ALAN WEIL: The law is here, and we should, at this point, expect it to still be here January 1st, 2014.
ROVNER: Alan Weil heads the nonpartisan National Academy for State Health Policy. And January 1st, 2014 is the date the major parts of the law - like the new insurance policies available to individuals and small businesses - are supposed to become available.
WEIL: The question is: What does implementation look like?
ROVNER: There's not a lot of time left to get ready. Many states and some key parts of the health care industry delayed gearing up much of this past year. They assumed either the Supreme Court would rule the law unconstitutional - which it didn't - or else Mitt Romney and a Republican Congress would be elected and make the law go away. That didn't happen, either. Now one of the law's big implementation deadlines is bearing down fast, says Weil.
WEIL: When it comes to insurance exchanges, states have days to decide whether they want to run their own or let the federal government do it for them.
ROVNER: Insurance exchanges are where people will go to shop for insurance coverage. They're also where people will get help paying for that coverage if they qualify for subsidies from the federal government. So far, only 13 states and Washington, D.C., have said they'll set up their own exchange. If states decide not to set up their own exchanges, the federal government will step in and do it instead. But federal officials haven't spelled out exactly how that will work. And opponents of the law, like Michael Cannon of the libertarian Cato Institute, say it's still not out of the legal woods yet. He says the problem goes back to those subsidies that will help people afford coverage starting in 2014.
MICHAEL CANNON: Without them, the law is not going to work. Health insurance markets are going to collapse right after health insurance premiums go sky high.
ROVNER: That's because, he contends, the law only makes those subsidies available through exchanges set up by states, and not by those run by the federal government. That's also the contention of a lawsuit filed by the state of Oklahoma. Other experts, including Alan Weil, disagree.
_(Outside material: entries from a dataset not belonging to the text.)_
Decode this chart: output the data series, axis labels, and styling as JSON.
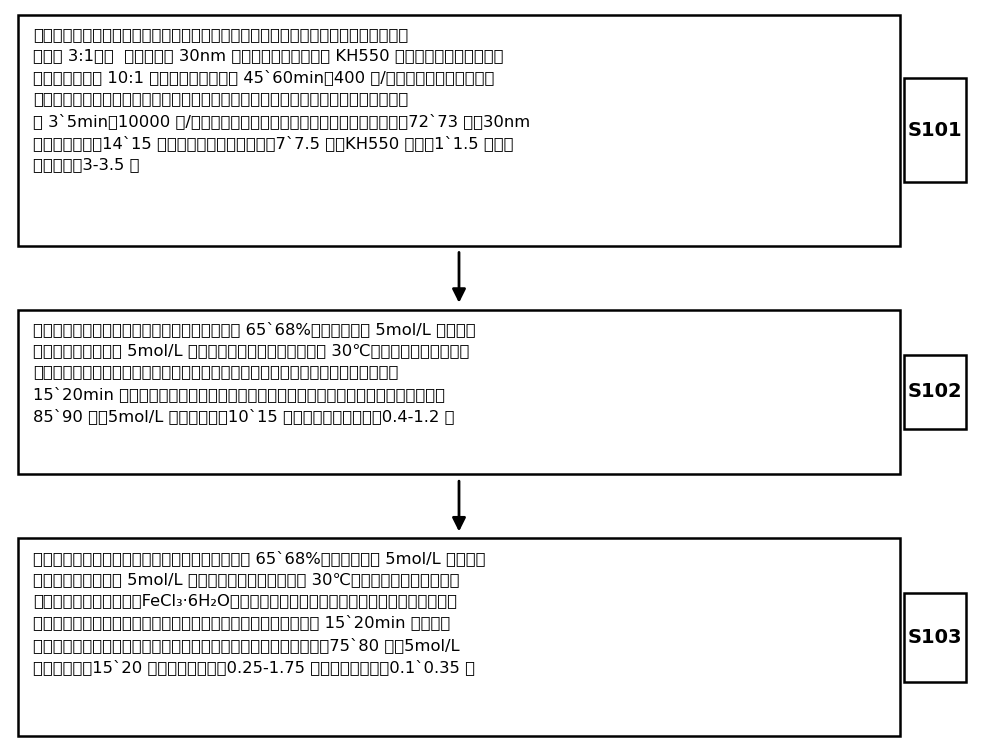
{
  "bg_color": "#ffffff",
  "box_bg": "#ffffff",
  "box_border": "#000000",
  "text_color": "#000000",
  "font_size": 11.8,
  "label_font_size": 14,
  "boxes": [
    {
      "label": "S101",
      "text": "复合型自脆性去污剂制备：在聚四氟乙烯球磨罐加入无水乙醇和去离子水的混合液（体\n积比为 3:1），  再依次加入 30nm 二氧化硅、硅烷偶联剂 KH550 和乳化剂，按球磨锆珠与\n二氧化硅质量比 10:1 加入球磨锆珠，球磨 45`60min（400 转/分钟）后分离锆珠，得到\n改性二氧化硅悬浮液，向悬浮液中加入合成的无规共聚物溶液，使用高速乳化机剪切分\n散 3`5min（10000 转/分钟），制得复合型自脆性去污剂。混合液用量：72`73 份；30nm\n二氧化硅用量：14`15 份；无规共聚物溶液用量：7`7.5 份；KH550 用量：1`1.5 份；乳\n化剂用量：3-3.5 份",
      "n_lines": 7
    },
    {
      "label": "S102",
      "text": "碳钢表面腐蚀性自脆型放射性去污剂制备：使用 65`68%的浓硝酸配制 5mol/L 稀硝酸，\n在烧杯中加入配制的 5mol/L 稀硝酸，再加入硝酸缓蚀剂，在 30℃水浴下搅拌完全溶解，\n得到碳钢腐蚀剂。取制备的复合型自脆性去污剂于烧杯中，再加入碳钢腐蚀剂，搅拌\n15`20min 使之混合均匀，制得碳钢腐蚀性自脆型去污剂。复合型自脆性去污剂用量：\n85`90 份；5mol/L 稀硝酸用量：10`15 份；硝酸缓蚀剂用量：0.4-1.2 份",
      "n_lines": 5
    },
    {
      "label": "S103",
      "text": "不锈钢表面腐蚀性自脆型放射性去污剂制备：使用 65`68%的浓硝酸配制 5mol/L 稀硝酸，\n在烧杯中加入配制的 5mol/L 稀硝酸，再加入氯化钠，在 30℃水浴下搅拌完全溶解，冷\n却至室温后加入氯化铁（FeCl₃·6H₂O），搅拌至完全溶解，得到淡黄色不锈钢腐蚀剂。取\n制备的复合型自脆性去污剂于烧杯中，再加入不锈钢腐蚀剂，搅拌 15`20min 使之混合\n均匀，制得不锈钢腐蚀性自脆型去污剂。复合型自脆性去污剂用量：75`80 份；5mol/L\n稀硝酸用量：15`20 份；氯化铁用量：0.25-1.75 份；氯化钠用量：0.1`0.35 份",
      "n_lines": 6
    }
  ]
}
WEIL: The law is not beautifully crafted, but there are enough cross-references within the statute to make it clear that the subsidies are meant to be available to everyone based on their income. I don't think who runs the administrative apparatus is relevant, and I actually think the statute is quite clear in that regard.
ROVNER: Meaning the subsidies should be available whether the insurance exchanges are run by states or by the federal government. Cannon says the law also faces yet another hurdle.
CANNON: It's vulnerable because it was handed a defeat by the Supreme Court when the Supreme Court said that the Medicaid expansion is optional for states.
ROVNER: That led several Republican governors to vow they would not add millions of new low-income adults to their Medicaid programs, even though the federal government will pay most of the bill. But now public hospitals and others who serve those currently uninsured people are agitating to bring that federal money in. So those governors may find themselves under increasing pressure at home. Julie Rovner, NPR News, Washington.